Justiça mantém feriado da Consciência Negra
A juíza titular da Comarca de São Pedro do Sul, Walkyria Cabral, revogou a decisão do prefeito de Dilermando de Aguiar, que havia baixado um decreto cancelando o feriado da Consciência Negra, determinando que a data fosse mantida nesta quarta-feira (20).
O prefeito Claiton Ilha havia transferido a celebração do Dia Nacional de Zumbi dos Palmares e da Consciência Negra para 23 de dezembro.
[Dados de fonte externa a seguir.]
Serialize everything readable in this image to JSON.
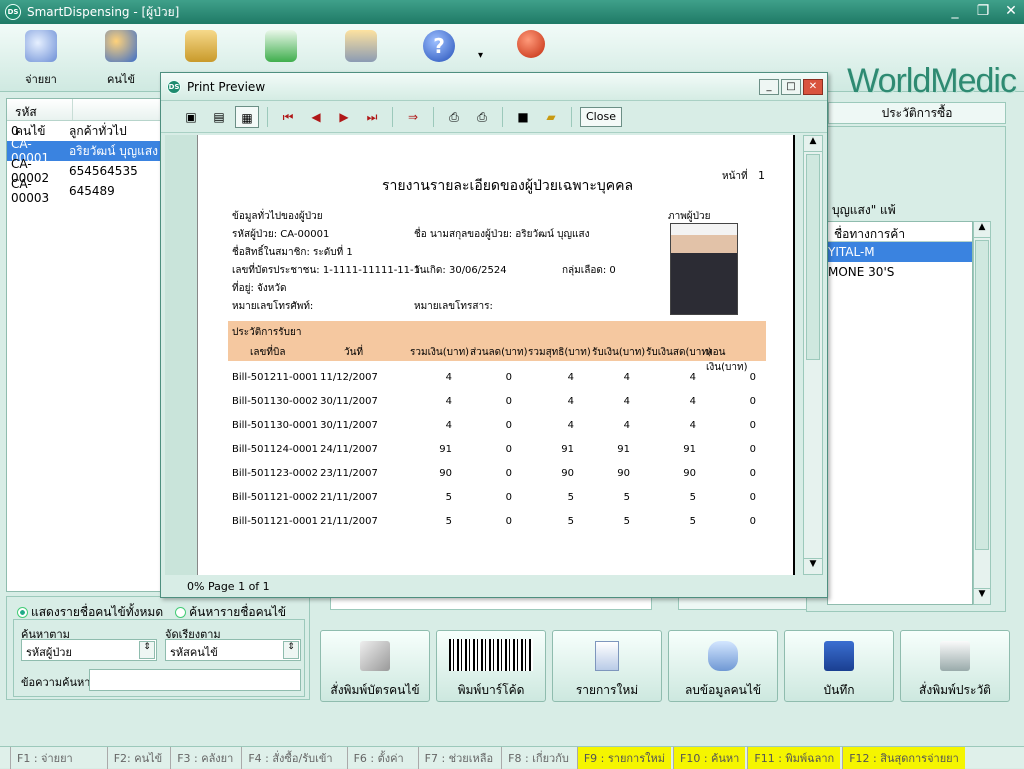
{
  "window": {
    "title": "SmartDispensing - [ผู้ป่วย]",
    "app_icon": "DS",
    "minimize": "_",
    "restore": "❐",
    "close": "✕"
  },
  "toolbar": {
    "buttons": [
      {
        "label": "จ่ายยา",
        "icon": "dispense-icon"
      },
      {
        "label": "คนไข้",
        "icon": "patients-icon"
      },
      {
        "label": "",
        "icon": "stock-icon"
      },
      {
        "label": "",
        "icon": "transfer-icon"
      },
      {
        "label": "",
        "icon": "tools-icon"
      },
      {
        "label": "",
        "icon": "help-icon"
      },
      {
        "label": "",
        "icon": "power-icon"
      }
    ],
    "logo": "WorldMedic"
  },
  "patient_list": {
    "columns": [
      "รหัสคนไข้",
      ""
    ],
    "rows": [
      {
        "code": "0",
        "name": "ลูกค้าทั่วไป"
      },
      {
        "code": "CA-00001",
        "name": "อริยวัฒน์ บุญแสง"
      },
      {
        "code": "CA-00002",
        "name": "654564535"
      },
      {
        "code": "CA-00003",
        "name": "645489"
      }
    ],
    "selected_index": 1
  },
  "search": {
    "radio_all": "แสดงรายชื่อคนไข้ทั้งหมด",
    "radio_search": "ค้นหารายชื่อคนไข้",
    "search_by_label": "ค้นหาตาม",
    "search_by_value": "รหัสผู้ป่วย",
    "sort_by_label": "จัดเรียงตาม",
    "sort_by_value": "รหัสคนไข้",
    "keyword_label": "ข้อความค้นหา",
    "keyword_value": ""
  },
  "right": {
    "tab_label": "ประวัติการซื้อ",
    "group_caption": "ณ์ บุญแสง\" แพ้",
    "allergy_header": "ชื่อทางการค้า",
    "allergy_rows": [
      "YITAL-M",
      "MONE 30'S"
    ]
  },
  "bottom_buttons": [
    {
      "label": "สั่งพิมพ์บัตรคนไข้",
      "icon": "print-card-icon"
    },
    {
      "label": "พิมพ์บาร์โค้ด",
      "icon": "barcode-icon"
    },
    {
      "label": "รายการใหม่",
      "icon": "new-document-icon"
    },
    {
      "label": "ลบข้อมูลคนไข้",
      "icon": "delete-database-icon"
    },
    {
      "label": "บันทึก",
      "icon": "save-icon"
    },
    {
      "label": "สั่งพิมพ์ประวัติ",
      "icon": "printer-icon"
    }
  ],
  "fkeys": [
    {
      "label": "F1 : จ่ายยา",
      "hl": false
    },
    {
      "label": "F2: คนไข้",
      "hl": false
    },
    {
      "label": "F3 : คลังยา",
      "hl": false
    },
    {
      "label": "F4 : สั่งซื้อ/รับเข้า",
      "hl": false
    },
    {
      "label": "F6 : ตั้งค่า",
      "hl": false
    },
    {
      "label": "F7 : ช่วยเหลือ",
      "hl": false
    },
    {
      "label": "F8 : เกี่ยวกับ",
      "hl": false
    },
    {
      "label": "F9 : รายการใหม่",
      "hl": true
    },
    {
      "label": "F10 : ค้นหา",
      "hl": true
    },
    {
      "label": "F11 : พิมพ์ฉลาก",
      "hl": true
    },
    {
      "label": "F12 : สินสุดการจ่ายยา",
      "hl": true
    }
  ],
  "preview": {
    "title": "Print Preview",
    "icon": "DS",
    "close_label": "Close",
    "status": "0% Page 1 of 1",
    "report": {
      "page_label": "หน้าที่",
      "page_no": "1",
      "title": "รายงานรายละเอียดของผู้ป่วยเฉพาะบุคคล",
      "general_info": "ข้อมูลทั่วไปของผู้ป่วย",
      "photo_label": "ภาพผู้ป่วย",
      "patient_code": "รหัสผู้ป่วย: CA-00001",
      "patient_name": "ชื่อ นามสกุลของผู้ป่วย: อริยวัฒน์ บุญแสง",
      "member_type": "ชื่อสิทธิ์ในสมาชิก: ระดับที่ 1",
      "id_card": "เลขที่บัตรประชาชน: 1-1111-11111-11-1",
      "birth_date": "วันเกิด: 30/06/2524",
      "blood_group": "กลุ่มเลือด: 0",
      "address": "ที่อยู่: จังหวัด",
      "phone": "หมายเลขโทรศัพท์:",
      "fax": "หมายเลขโทรสาร:",
      "history_label": "ประวัติการรับยา",
      "columns": [
        "เลขที่บิล",
        "วันที่",
        "รวมเงิน(บาท)",
        "ส่วนลด(บาท)",
        "รวมสุทธิ(บาท)",
        "รับเงิน(บาท)",
        "รับเงินสด(บาท)",
        "ทอนเงิน(บาท)"
      ],
      "rows": [
        [
          "Bill-501211-0001",
          "11/12/2007",
          "4",
          "0",
          "4",
          "4",
          "4",
          "0"
        ],
        [
          "Bill-501130-0002",
          "30/11/2007",
          "4",
          "0",
          "4",
          "4",
          "4",
          "0"
        ],
        [
          "Bill-501130-0001",
          "30/11/2007",
          "4",
          "0",
          "4",
          "4",
          "4",
          "0"
        ],
        [
          "Bill-501124-0001",
          "24/11/2007",
          "91",
          "0",
          "91",
          "91",
          "91",
          "0"
        ],
        [
          "Bill-501123-0002",
          "23/11/2007",
          "90",
          "0",
          "90",
          "90",
          "90",
          "0"
        ],
        [
          "Bill-501121-0002",
          "21/11/2007",
          "5",
          "0",
          "5",
          "5",
          "5",
          "0"
        ],
        [
          "Bill-501121-0001",
          "21/11/2007",
          "5",
          "0",
          "5",
          "5",
          "5",
          "0"
        ]
      ]
    }
  }
}
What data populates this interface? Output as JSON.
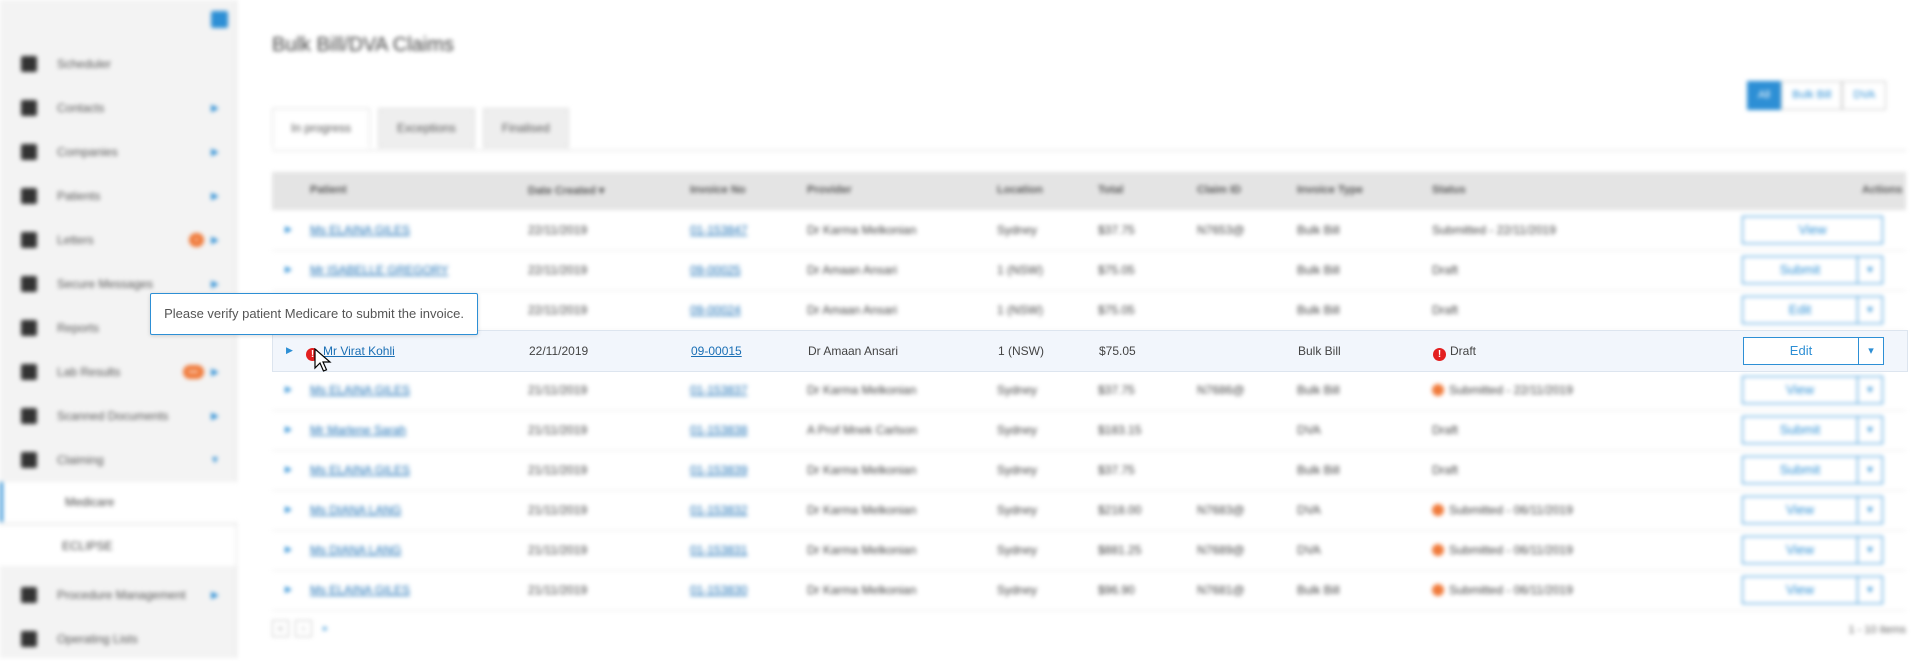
{
  "sidebar": {
    "items": [
      {
        "label": "Scheduler"
      },
      {
        "label": "Contacts"
      },
      {
        "label": "Companies"
      },
      {
        "label": "Patients"
      },
      {
        "label": "Letters",
        "badge": "•"
      },
      {
        "label": "Secure Messages"
      },
      {
        "label": "Reports"
      },
      {
        "label": "Lab Results",
        "badge": "•••"
      },
      {
        "label": "Scanned Documents"
      },
      {
        "label": "Claiming"
      }
    ],
    "sub_items": [
      {
        "label": "Medicare"
      },
      {
        "label": "ECLIPSE"
      }
    ],
    "bottom_items": [
      {
        "label": "Procedure Management"
      },
      {
        "label": "Operating Lists"
      }
    ]
  },
  "page": {
    "title": "Bulk Bill/DVA Claims",
    "filter_segments": [
      "All",
      "Bulk Bill",
      "DVA"
    ],
    "tabs": [
      "In progress",
      "Exceptions",
      "Finalised"
    ],
    "columns": [
      "Patient",
      "Date Created ▾",
      "Invoice No",
      "Provider",
      "Location",
      "Total",
      "Claim ID",
      "Invoice Type",
      "Status",
      "Actions"
    ]
  },
  "rows": [
    {
      "patient": "Ms ELAINA GILES",
      "date": "22/11/2019",
      "invoice": "01-153847",
      "provider": "Dr Karma Melkonian",
      "location": "Sydney",
      "total": "$37.75",
      "claim": "N7653@",
      "type": "Bulk Bill",
      "status": "Submitted - 22/11/2019",
      "action": "View"
    },
    {
      "patient": "Mr ISABELLE GREGORY",
      "date": "22/11/2019",
      "invoice": "09-00025",
      "provider": "Dr Amaan Ansari",
      "location": "1 (NSW)",
      "total": "$75.05",
      "claim": "",
      "type": "Bulk Bill",
      "status": "Draft",
      "action": "Submit"
    },
    {
      "patient": "",
      "date": "22/11/2019",
      "invoice": "09-00024",
      "provider": "Dr Amaan Ansari",
      "location": "1 (NSW)",
      "total": "$75.05",
      "claim": "",
      "type": "Bulk Bill",
      "status": "Draft",
      "action": "Edit"
    },
    {
      "patient": "Mr Virat Kohli",
      "date": "22/11/2019",
      "invoice": "09-00015",
      "provider": "Dr Amaan Ansari",
      "location": "1 (NSW)",
      "total": "$75.05",
      "claim": "",
      "type": "Bulk Bill",
      "status": "Draft",
      "action": "Edit"
    },
    {
      "patient": "Ms ELAINA GILES",
      "date": "21/11/2019",
      "invoice": "01-153837",
      "provider": "Dr Karma Melkonian",
      "location": "Sydney",
      "total": "$37.75",
      "claim": "N7686@",
      "type": "Bulk Bill",
      "status": "Submitted - 22/11/2019",
      "action": "View"
    },
    {
      "patient": "Mr Marlene Sarah",
      "date": "21/11/2019",
      "invoice": "01-153838",
      "provider": "A Prof Mnek Carlson",
      "location": "Sydney",
      "total": "$183.15",
      "claim": "",
      "type": "DVA",
      "status": "Draft",
      "action": "Submit"
    },
    {
      "patient": "Ms ELAINA GILES",
      "date": "21/11/2019",
      "invoice": "01-153839",
      "provider": "Dr Karma Melkonian",
      "location": "Sydney",
      "total": "$37.75",
      "claim": "",
      "type": "Bulk Bill",
      "status": "Draft",
      "action": "Submit"
    },
    {
      "patient": "Ms DIANA LANG",
      "date": "21/11/2019",
      "invoice": "01-153832",
      "provider": "Dr Karma Melkonian",
      "location": "Sydney",
      "total": "$218.00",
      "claim": "N7683@",
      "type": "DVA",
      "status": "Submitted - 06/11/2019",
      "action": "View"
    },
    {
      "patient": "Ms DIANA LANG",
      "date": "21/11/2019",
      "invoice": "01-153831",
      "provider": "Dr Karma Melkonian",
      "location": "Sydney",
      "total": "$881.25",
      "claim": "N7689@",
      "type": "DVA",
      "status": "Submitted - 06/11/2019",
      "action": "View"
    },
    {
      "patient": "Ms ELAINA GILES",
      "date": "21/11/2019",
      "invoice": "01-153830",
      "provider": "Dr Karma Melkonian",
      "location": "Sydney",
      "total": "$96.90",
      "claim": "N7681@",
      "type": "Bulk Bill",
      "status": "Submitted - 06/11/2019",
      "action": "View"
    }
  ],
  "pagination": {
    "range": "1 - 10 items"
  },
  "tooltip": {
    "text": "Please verify patient Medicare to submit the invoice."
  },
  "colors": {
    "accent": "#2d8fd5",
    "error": "#e32020",
    "warning": "#f07a3a"
  }
}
Em sua decisão, a magistrada declarou: “Não cabe ao gestor municipal, por meio de decreto, alterar a data de um feriado nacional estabelecido em lei federal, sob pena de violação ao princípio da hierarquia das normas e da repartição constitucional de competências… A transferência do feriado para data próxima ao Natal (23/12) esvazia por completo o significado histórico e social da data comemorativa, que visa justamente promover a reflexão sobre a consciência negra e o combate ao racismo estrutural ainda presente em nossa sociedade.”
A juíza também rebateu a afirmação do prefeito de que não há racismo em Dilermando de Aguiar: “As declarações do prefeito municipal à imprensa, negando a existência de racismo no município, apenas reforçam a importância de se manter a data comemorativa em seu dia próprio, como forma de conscientização e educação sobre as questões raciais.”
Dessa maneira, a juíza Walkyria Cabral afirmou que o prefeito Claiton Ilha reproduz o mito da democracia racial: “Ao afirmar que ‘não vê racismo’ em seu município e tentar reduzir a questão racial a uma dimensão meramente econômica (‘temos muitos pobres’), o prefeito reproduz o mito da democracia racial e ignora que o racismo se manifesta de formas muito mais sutis e enraizadas do que apenas através de crimes raciais explícitos.”
A juíza continua: “Tal postura, vinda justamente de um gestor público, apenas reforça a necessidade de manutenção de datas como o Dia da Consciência Negra, que servem justamente para promover a reflexão, o debate e a conscientização sobre as diversas faces do racismo e a importância de seu enfrentamento por toda a sociedade.”
Por fim, a magistrada concluiu: “O perigo de dano, por sua vez, é evidente e atual, considerando que o feriado está previsto para amanhã, dia 20 de novembro. A não concessão da tutela de urgência esvaziaria por completo a finalidade da data comemorativa neste ano.”